Mais le gouvernement fait ici preuve de lucidité. "Ils restent prudents parce qu'ils savent très bien que le chômage risque d'augmenter à nouveau en septembre", souligne Claude Posternak. Etant donné la volatilité de ces chiffres, le gouvernement aurait-il dû s'abstenir ? Non, répond le communicant. "Les politiques, comme tous les responsables, doivent rendre des comptes. Le fait que les engagements soient chiffrés est plutôt une très bonne chose."

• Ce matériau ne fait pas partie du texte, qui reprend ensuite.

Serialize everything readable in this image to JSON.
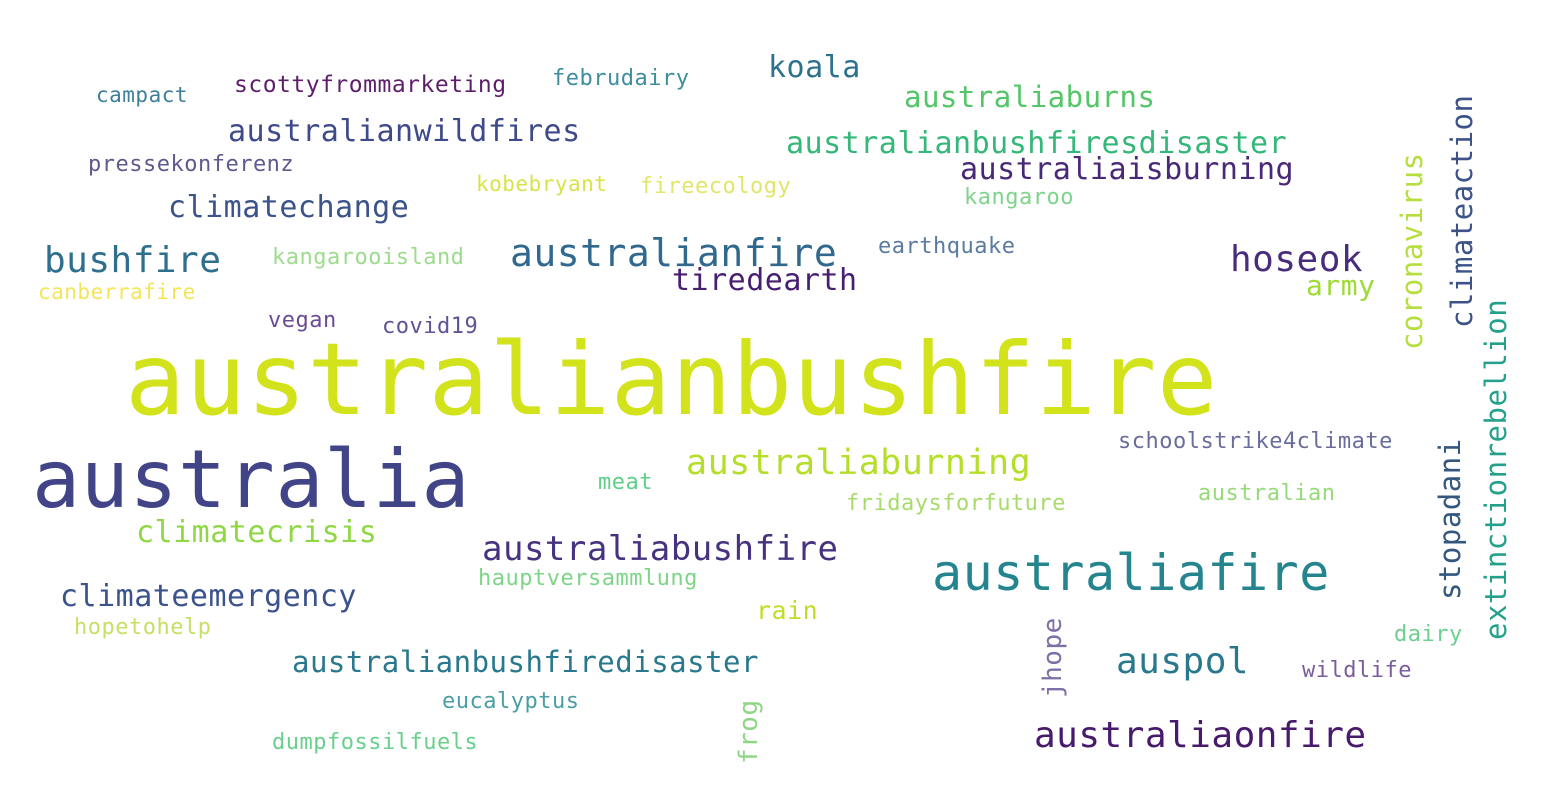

Pour lui comme pour l'opposition, le problème n'est pas tant sur l'affichage des objectifs que sur la tangibilité des efforts fournis pour les atteindre. "Ce que veulent les Français, ce sont des engagements sur des réalités", explique Claude Posternak. "Concrètement, qu'est-ce qui est mis en place pour faire baisser le chômage ?"
Une pédagogie à revoir ?
Sur ce point, il y a, pour le communicant, une lacune au sommet de l'Etat. "Aujourd'hui, le président de la République peine à mettre des mots sur son action, et ce alors que les Français sont en demande de pédagogie. Comme il faut tout de même fixer un cap, il y a un glissement des mots vers les chiffres. Et quand les chiffres ne sont pas bons, ça coince..."
Un déficit de pédagogie dont le chef de l'Etat connaît pourtant bien les risques. Réputé pour vouloir assurer lui-même sa communication, au risque de court-circuiter ses équipes, François Hollande a un jour confié à Denis Pingaud, spécialiste de la communication politique et auteur de L'homme sans com' (Editions du Seuil) : "La mauvaise politique donne rarement de la bonne communication. Une bonne politique peut être néanmoins gâchée par une mauvaise communication." Un cycle infernal dont le gouvernement peine à se dégager.